When teams ask about app publishing services, they usually care less about policy names and more about practical decisions: cost, timing, required materials, whether work can start without an account, what happens after rejection, and why startup prepayment is required after plan confirmation. This page answers those questions in the order clients usually ask them.
First-time teams often overestimate how complex the submission click-flow is and underestimate how much alignment is required between materials, account readiness, and reviewer validation paths. In practice, cost and timeline are driven less by the submission button itself and more by account status, category compliance, permissions, subscriptions, and whether reviewers can verify the core flow smoothly.
This is rarely a simple yes-or-no question. It depends on app category, target platform, core features, permissions, payment model, login requirements, and whether the product touches sensitive areas such as finance, social, UGC, or utility gray zones. The first step is usually a risk assessment, then deciding whether to go with Google Play, the App Store, or both in parallel.
At minimum: app build, app name, store copy, screenshots or icons, privacy policy, developer account details, contact email, test credentials, subscription information, and account deletion path description. If the app requires login, subscriptions, or permissions, those missing materials are the most common reason reviews get stuck.
Store configuration itself is rarely the slowest part. The time usually goes into filling missing materials, fixing reviewer paths, handling rejections, and resolving account issues. As a rule of thumb, App Store review commonly starts from 3 days and Google Play commonly starts from 15 days, but new accounts, subscription apps, multiple permissions, and prior rejections can extend the cycle.
Clients often assume the cost is only for “submitting once”. In reality, the work includes early assessment, material preparation, account checks, store configuration, reviewer-path design, submission handling, rejection follow-up, and resubmission. Official platform account fees are usually separate from service execution fees.
Because once execution starts, real work begins: account checks, material preparation, store information setup, reviewer-path planning, and submission preparation. Startup prepayment is required after plan confirmation to secure scheduling and execution resources, rather than waiting until the entire project is over.
Yes. Product evaluation, material planning, and risk review can start first, but official platform developer accounts are still required before formal submission. Many teams first clarify timing, missing materials, and risk points, then complete account setup in parallel.

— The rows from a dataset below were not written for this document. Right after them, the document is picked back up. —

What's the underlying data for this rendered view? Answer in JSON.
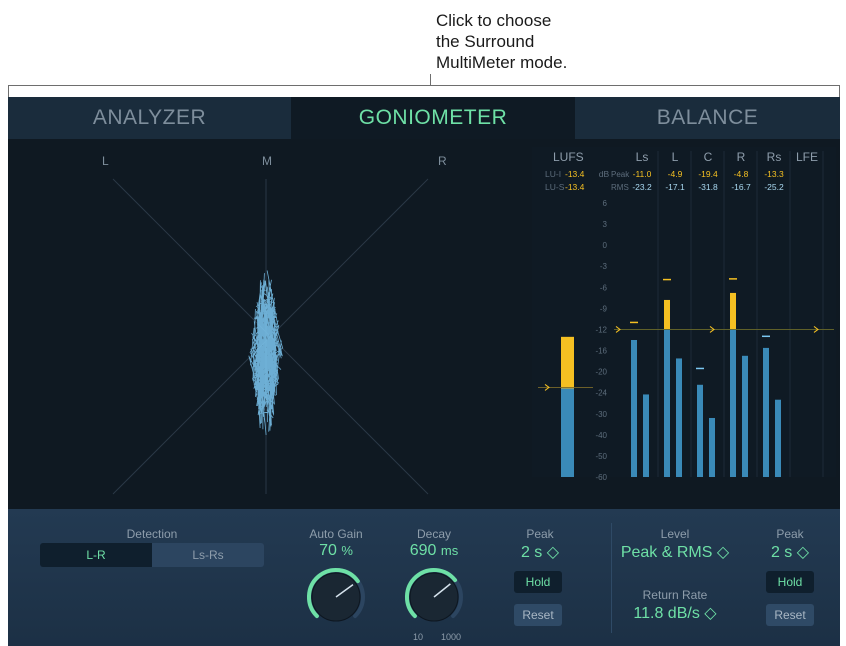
{
  "callout": {
    "lines": [
      "Click to choose",
      "the Surround",
      "MultiMeter mode."
    ]
  },
  "tabs": [
    {
      "label": "ANALYZER",
      "active": false
    },
    {
      "label": "GONIOMETER",
      "active": true
    },
    {
      "label": "BALANCE",
      "active": false
    }
  ],
  "goniometer": {
    "labels": {
      "left": "L",
      "mid": "M",
      "right": "R"
    }
  },
  "meters": {
    "lufs": {
      "title": "LUFS",
      "lu_i_label": "LU-I",
      "lu_i_value": "-13.4",
      "lu_s_label": "LU-S",
      "lu_s_value": "-13.4",
      "bar": {
        "rms": -23.2,
        "peak": -13.4
      }
    },
    "unit": "dB",
    "scale": [
      "6",
      "3",
      "0",
      "-3",
      "-6",
      "-9",
      "-12",
      "-16",
      "-20",
      "-24",
      "-30",
      "-40",
      "-50",
      "-60"
    ],
    "row_labels": {
      "peak": "Peak",
      "rms": "RMS"
    },
    "channels": [
      {
        "name": "Ls",
        "peak": "-11.0",
        "rms": "-23.2",
        "peak_db": -14.0,
        "rms_db": -24.5,
        "hold_db": -11.0,
        "peak_color": "blue"
      },
      {
        "name": "L",
        "peak": "-4.9",
        "rms": "-17.1",
        "peak_db": -7.8,
        "rms_db": -17.5,
        "hold_db": -4.9,
        "peak_color": "yellow"
      },
      {
        "name": "C",
        "peak": "-19.4",
        "rms": "-31.8",
        "peak_db": -22.5,
        "rms_db": -32.0,
        "hold_db": -19.4,
        "peak_color": "blue"
      },
      {
        "name": "R",
        "peak": "-4.8",
        "rms": "-16.7",
        "peak_db": -6.8,
        "rms_db": -17.0,
        "hold_db": -4.8,
        "peak_color": "yellow"
      },
      {
        "name": "Rs",
        "peak": "-13.3",
        "rms": "-25.2",
        "peak_db": -15.5,
        "rms_db": -26.0,
        "hold_db": -13.3,
        "peak_color": "blue"
      },
      {
        "name": "LFE",
        "peak": "",
        "rms": "",
        "peak_db": null,
        "rms_db": null,
        "hold_db": null,
        "peak_color": "blue"
      }
    ],
    "target_db": -12,
    "lufs_target_db": -23,
    "colors": {
      "rms": "#3a8ab8",
      "yellow": "#f5c022",
      "peak_text": "#f5c022",
      "rms_text": "#a9d8f0"
    }
  },
  "controls": {
    "detection": {
      "label": "Detection",
      "options": [
        "L-R",
        "Ls-Rs"
      ],
      "selected": "L-R"
    },
    "auto_gain": {
      "label": "Auto Gain",
      "value": "70",
      "unit": "%",
      "level": 0.7
    },
    "decay": {
      "label": "Decay",
      "value": "690",
      "unit": "ms",
      "min": "10",
      "max": "1000",
      "level": 0.69
    },
    "peak_left": {
      "label": "Peak",
      "value": "2 s ◇",
      "hold": "Hold",
      "reset": "Reset"
    },
    "level": {
      "label": "Level",
      "value": "Peak & RMS ◇"
    },
    "return_rate": {
      "label": "Return Rate",
      "value": "11.8 dB/s ◇"
    },
    "peak_right": {
      "label": "Peak",
      "value": "2 s ◇",
      "hold": "Hold",
      "reset": "Reset"
    }
  }
}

A rejection does not automatically mean the project is blocked. In many cases, the next step is to identify the clause or issue, then prepare missing materials, adjust reviewer paths, strengthen review notes, or resubmit. What usually affects second-pass approval is not how fast you resubmit, but whether the problem and validation path are explained clearly in one go.
If you lack account experience, have a tight timeline, have already been rejected, or your app involves login, subscriptions, permissions, sensitive categories, or parallel multi-platform launches, a managed publishing service usually saves time. Its value is not only pressing the submit button, but taking over materials, reviewer paths, communication, and execution cadence.
New accounts, historically flagged accounts, or accounts with incomplete permissions usually increase both time and risk.
Apps with login, subscriptions, payments, permissions, geo restrictions, or special reviewer flows need much more preparation than simple display apps.
If store copy, screenshots, privacy policy, test credentials, and subscription details are all ready, projects move much faster. Otherwise, the cycle turns into repeated material requests.
Apps with prior rejections usually need to resolve historical issues before resubmission, so they do not move at the same pace as first-time submissions with complete materials.
Decide whether the target is Google Play only, App Store only, or both in parallel, and confirm the intended market and core users.
List material gaps first, then confirm whether the account is usable. If no account exists yet, start account setup in parallel instead of leaving it to the last step.
Anything involving login, subscriptions, permissions, account deletion, or geo switching should be prepared with a reviewer-verifiable path in advance.
Once scope, timeline, cost, and risk points are confirmed, the project can move into execution with startup prepayment, which keeps the schedule more stable.